Sur l’indemnité d’occupation
Afin de préserver les intérêts du bailleur, au cas où la suspension de la résiliation du bail prendrait fin, il convient de fixer le montant de l’indemnité d’occupation due par Monsieur [O] [P] et Madame [R] [P] jusqu’au départ effectif des lieux ;
Par conséquent les défendeurs devront s’acquitter si la suspension de résiliation prend fin et jusqu’au départ effectif des lieux d’une somme égale au montant du loyer et des charges qui auraient été payés si le bail s’était poursuivi.

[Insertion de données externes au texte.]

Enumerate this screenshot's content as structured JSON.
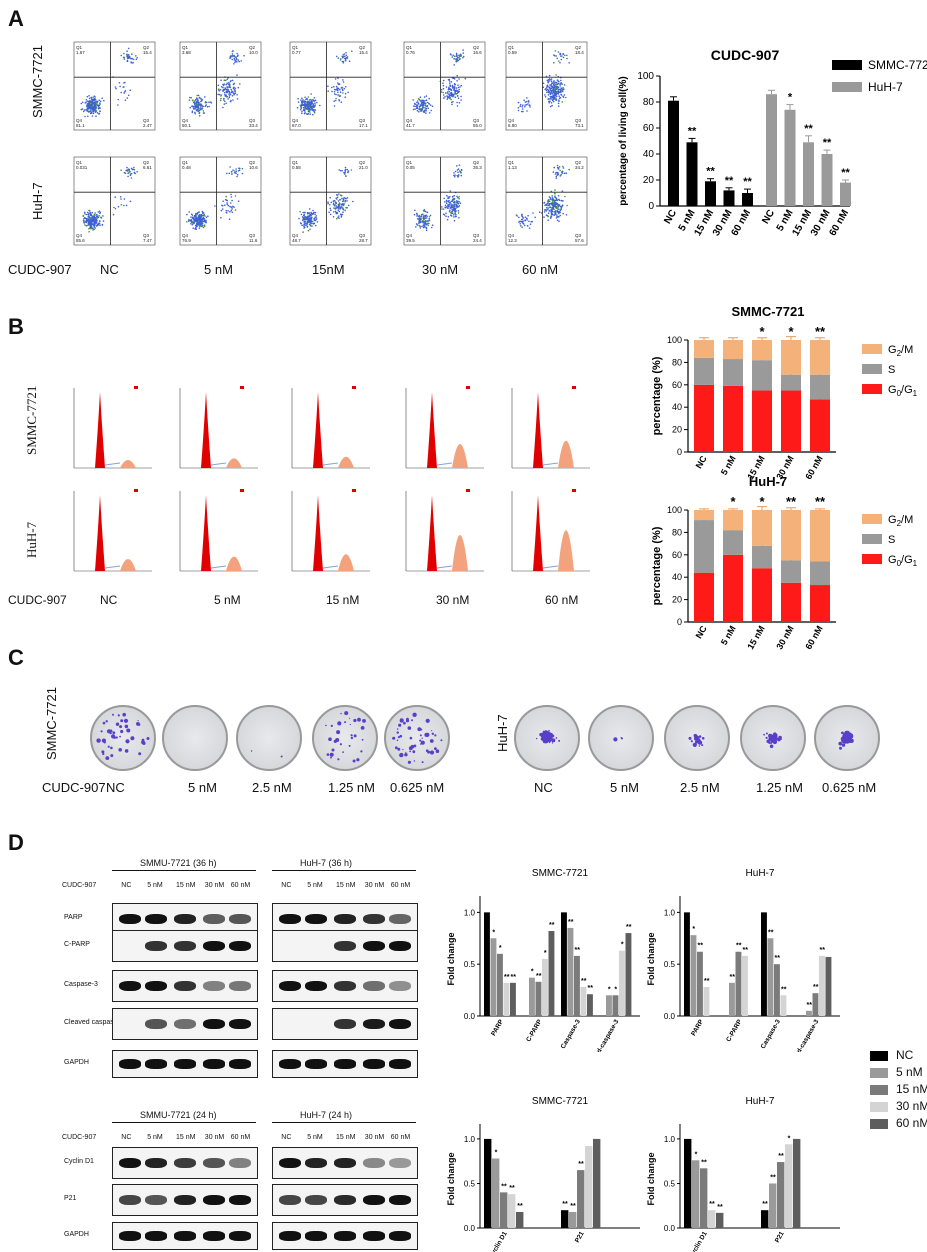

Sur les demandes accessoires
L’équité commande de faire droit à la demande d’indemnité formée par la SCI BCF sur le fondement de l’article 700 du Code de procédure civile pour compenser les frais irrépétibles engagés ;
Monsieur [O] [P] et Madame [R] [P] succombant, seront condamnés solidairement aux entiers dépens, lesquels comprendront notamment le coût du commandement de payer et de la présente assignation.
PAR CES MOTIFS
Le Juge des contentieux de la protection, statuant après débats publics par jugement contradictoire susceptible d’appel, mis à disposition au greffe,
CONSTATE les effets de la clause résolutoire du bail conclu le 28/06/2021 entre la SCI BCF d’une part, et Monsieur [O] [P] et Madame [R] [P] d’autre part, emportant résiliation du bail à compter du 16 juillet 2025,
SUSPEND ses effets durant les délais octroyés ci-après,
CONDAMNE solidairement Monsieur [O] [P] et Madame [R] [P] à payer à la SCI BCF au titre des loyers, charges et indemnités d’occupation dus jusqu’au mois d’octobre 2025 inclus, la somme de 3430,06 Euros laquelle portera intérêts au taux légal à compter de la date du commandement de payer jusqu’à parfait paiement,
DIT que Monsieur [O] [P] et Madame [R] [P] seront autorisés à régler leur dette en 3 mensualités de 1143,35 Euros (mille cent quarante-trois euros et trente-cinq centimes) chacune en plus du loyer courant, jusqu’à complet paiement, payables le 20 de chaque mois, la première à compter du mois de janvier 2026.
DIT qu’à défaut du respect d’une seule des échéances ci-dessus mentionnées, d’une part la dette redeviendra immédiatement et intégralement exigible et d’autre part la clause résolutoire sera acquise;
DIT qu’en ce cas les locataires devront quitter les lieux et les rendre libres de tous occupants de leur chef dans le délai de deux mois à compter du commandement de quitter les lieux qui sera délivré à cette fin, à défaut de quoi il pourra être procédé à l’expulsion et à l’évacuation du mobilier dans les conditions et délais prévus par le Code des procédures civiles d’exécution, le cas échéant avec le concours de la force publique ;
DIT qu’en ce cas, une indemnité d’occupation égale au loyer majoré des charges récupérables dûment justifiées jusqu’à la libération des lieux sera due ;
CONDAMNE solidairement Monsieur [O] [P] et Madame [R] [P] au paiement de la somme de 300 Euros au titre de l’article 700 du Code de procédure civile,
DEBOUTE la SCI BCF du surplus de ses demandes ;
CONDAMNE solidairement Monsieur [O] [P] et Madame [R] [P] aux entiers dépens, lesquels comprendront le coût du commandement de payer et de l’assignation ;
RAPPELLE que l’exécution provisoire est de droit,
Ainsi ordonné et prononcé au Tribunal judiciaire de Paris Pôle proximité aux jour an et mois susdits.